There are huge dangers in the way things are going now, yes, but there are also huge opportunities, and I strongly believe that some level of trade-off -- you give me a useful online service that I desire, I let you have some insight into my online habits -- is going to be with us for a long time, and that's not necessarily a bad thing. Done right, it can be a very fair trade.
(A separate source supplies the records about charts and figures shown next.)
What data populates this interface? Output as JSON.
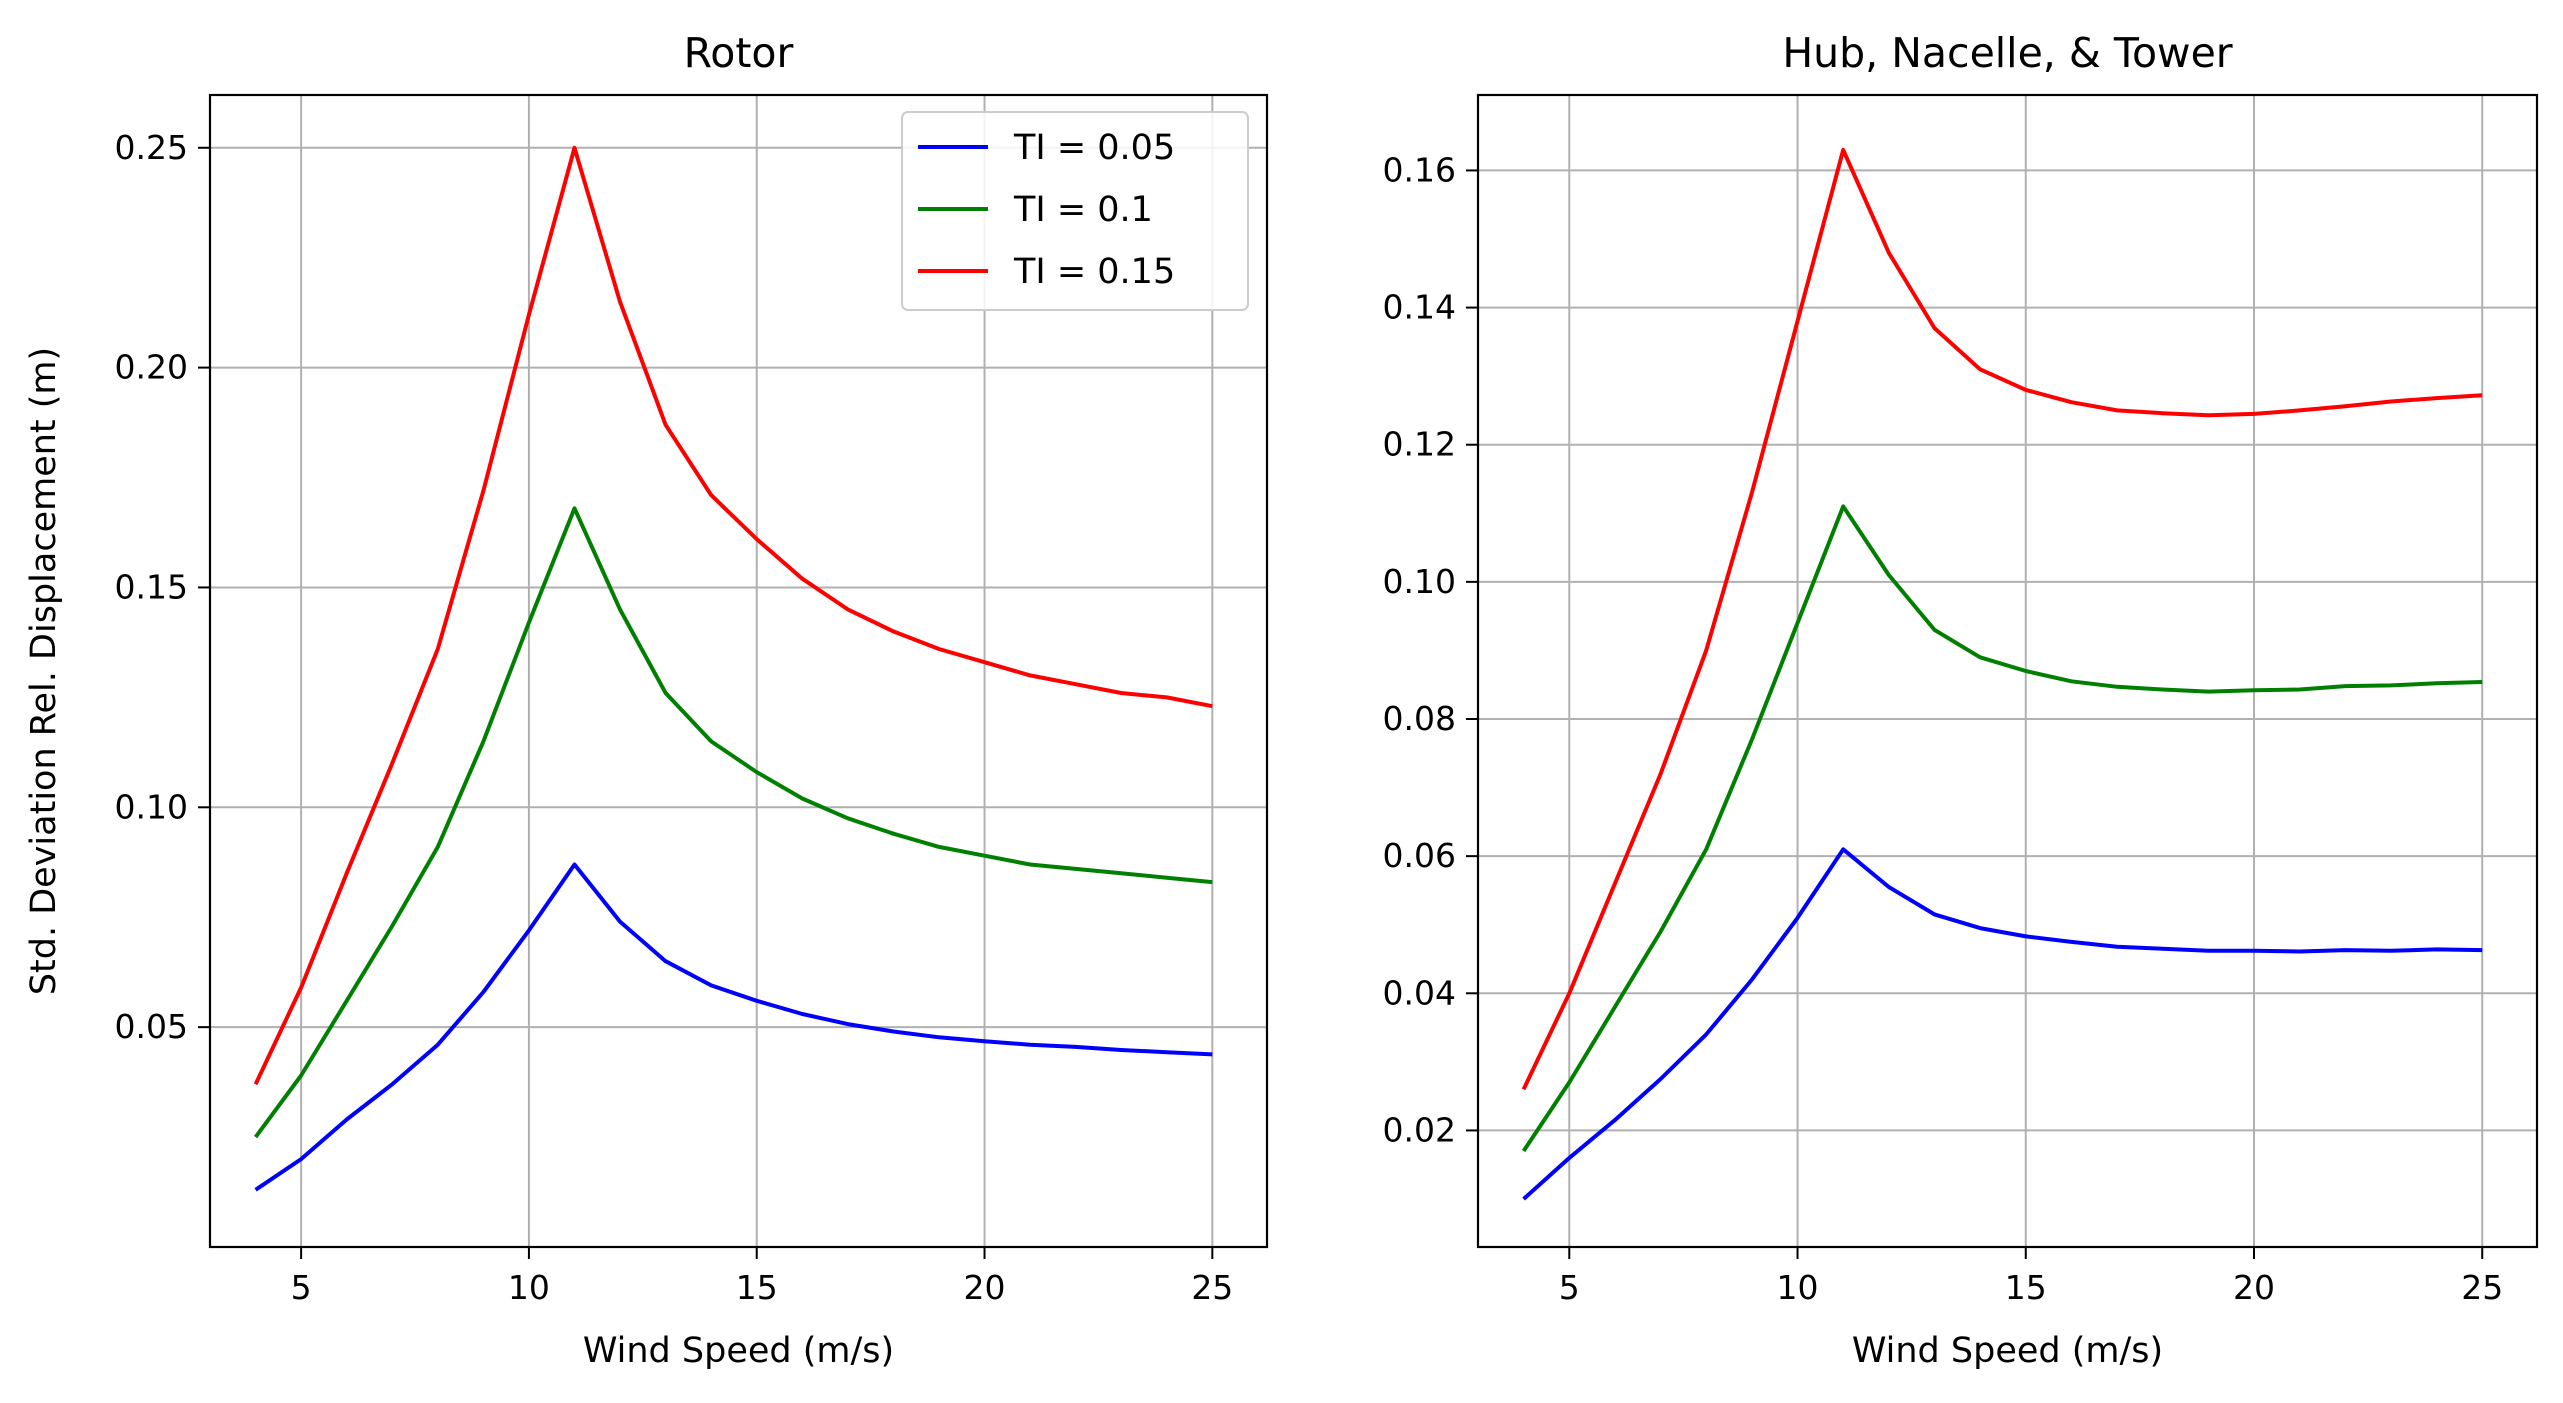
{
  "chart_data": [
    {
      "type": "line",
      "title": "Rotor",
      "xlabel": "Wind Speed (m/s)",
      "ylabel": "Std. Deviation Rel. Displacement (m)",
      "xlim": [
        3,
        26.2
      ],
      "ylim": [
        0.0,
        0.262
      ],
      "xticks": [
        5,
        10,
        15,
        20,
        25
      ],
      "yticks": [
        0.05,
        0.1,
        0.15,
        0.2,
        0.25
      ],
      "ytick_labels": [
        "0.05",
        "0.10",
        "0.15",
        "0.20",
        "0.25"
      ],
      "grid": true,
      "legend": "upper right",
      "x": [
        4,
        5,
        6,
        7,
        8,
        9,
        10,
        11,
        12,
        13,
        14,
        15,
        16,
        17,
        18,
        19,
        20,
        21,
        22,
        23,
        24,
        25
      ],
      "series": [
        {
          "name": "TI = 0.05",
          "color": "#0000ff",
          "values": [
            0.013,
            0.02,
            0.029,
            0.037,
            0.046,
            0.058,
            0.072,
            0.087,
            0.074,
            0.065,
            0.0595,
            0.056,
            0.053,
            0.0507,
            0.049,
            0.0477,
            0.0468,
            0.046,
            0.0455,
            0.0448,
            0.0443,
            0.0438
          ]
        },
        {
          "name": "TI = 0.1",
          "color": "#008000",
          "values": [
            0.025,
            0.039,
            0.056,
            0.073,
            0.091,
            0.115,
            0.142,
            0.168,
            0.145,
            0.126,
            0.115,
            0.108,
            0.102,
            0.0975,
            0.094,
            0.091,
            0.089,
            0.087,
            0.086,
            0.085,
            0.084,
            0.083
          ]
        },
        {
          "name": "TI = 0.15",
          "color": "#ff0000",
          "values": [
            0.037,
            0.059,
            0.085,
            0.11,
            0.136,
            0.172,
            0.212,
            0.25,
            0.215,
            0.187,
            0.171,
            0.161,
            0.152,
            0.145,
            0.14,
            0.136,
            0.133,
            0.13,
            0.128,
            0.126,
            0.125,
            0.123
          ]
        }
      ]
    },
    {
      "type": "line",
      "title": "Hub, Nacelle, & Tower",
      "xlabel": "Wind Speed (m/s)",
      "ylabel": "",
      "xlim": [
        3,
        26.2
      ],
      "ylim": [
        0.003,
        0.171
      ],
      "xticks": [
        5,
        10,
        15,
        20,
        25
      ],
      "yticks": [
        0.02,
        0.04,
        0.06,
        0.08,
        0.1,
        0.12,
        0.14,
        0.16
      ],
      "ytick_labels": [
        "0.02",
        "0.04",
        "0.06",
        "0.08",
        "0.10",
        "0.12",
        "0.14",
        "0.16"
      ],
      "grid": true,
      "x": [
        4,
        5,
        6,
        7,
        8,
        9,
        10,
        11,
        12,
        13,
        14,
        15,
        16,
        17,
        18,
        19,
        20,
        21,
        22,
        23,
        24,
        25
      ],
      "series": [
        {
          "name": "TI = 0.05",
          "color": "#0000ff",
          "values": [
            0.01,
            0.016,
            0.0215,
            0.0275,
            0.034,
            0.042,
            0.051,
            0.061,
            0.0555,
            0.0515,
            0.0495,
            0.0483,
            0.0475,
            0.0468,
            0.0465,
            0.0462,
            0.0462,
            0.0461,
            0.0463,
            0.0462,
            0.0464,
            0.0463
          ]
        },
        {
          "name": "TI = 0.1",
          "color": "#008000",
          "values": [
            0.017,
            0.027,
            0.038,
            0.049,
            0.061,
            0.077,
            0.094,
            0.111,
            0.101,
            0.093,
            0.089,
            0.087,
            0.0855,
            0.0847,
            0.0843,
            0.084,
            0.0842,
            0.0843,
            0.0848,
            0.0849,
            0.0852,
            0.0854
          ]
        },
        {
          "name": "TI = 0.15",
          "color": "#ff0000",
          "values": [
            0.026,
            0.04,
            0.056,
            0.072,
            0.09,
            0.113,
            0.138,
            0.163,
            0.148,
            0.137,
            0.131,
            0.128,
            0.1262,
            0.125,
            0.1246,
            0.1243,
            0.1245,
            0.125,
            0.1256,
            0.1263,
            0.1268,
            0.1272
          ]
        }
      ]
    }
  ]
}
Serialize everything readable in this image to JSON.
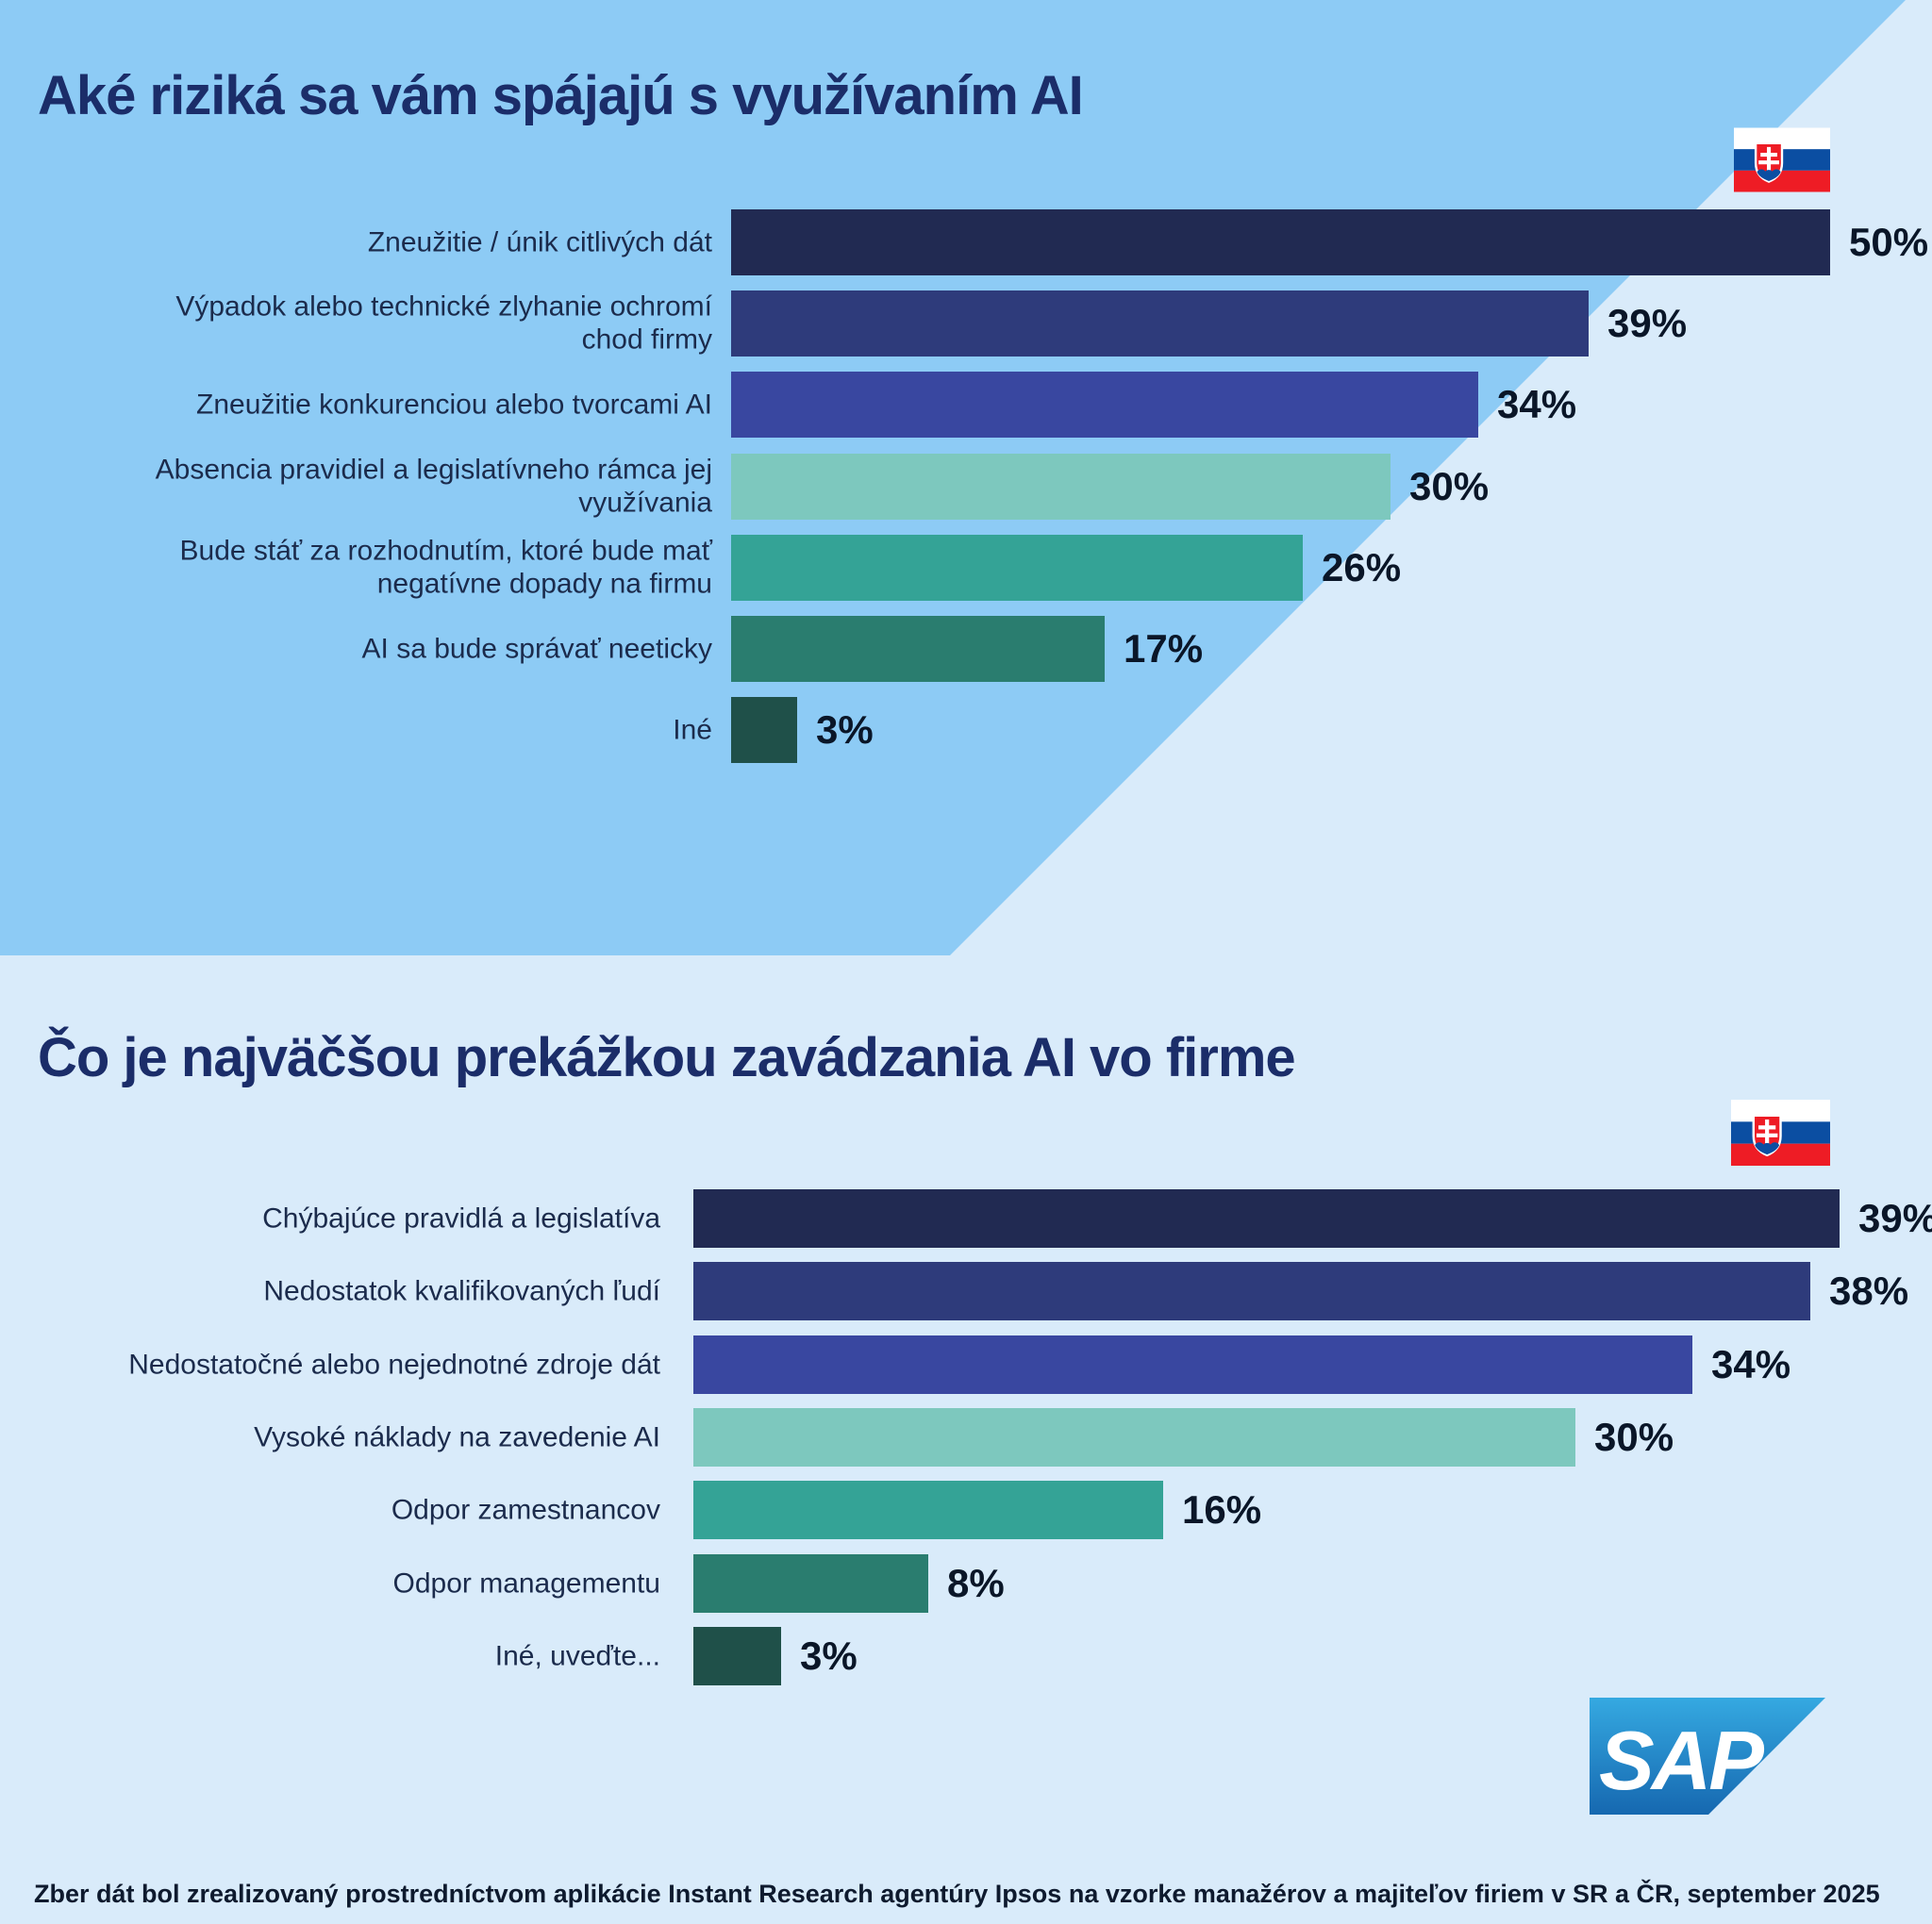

And see, that's the issue. I see Google Glass, and I think "wow, that could be dangerous, but also incredibly useful and cool. Let's really have a serious conversation about the role this will play in society, and how Google will be handling data from it". You see it, and you think "that's the worst thing I've ever heard of, it shouldn't exist, and I can totally understand why someone would rip it off another person's face and smash it", even if you condemn that behaviour.
I stand by my feeling that this is overblown, or at least disruptively absolutist, even while I fully recognize and respect the roots of your feelings about it.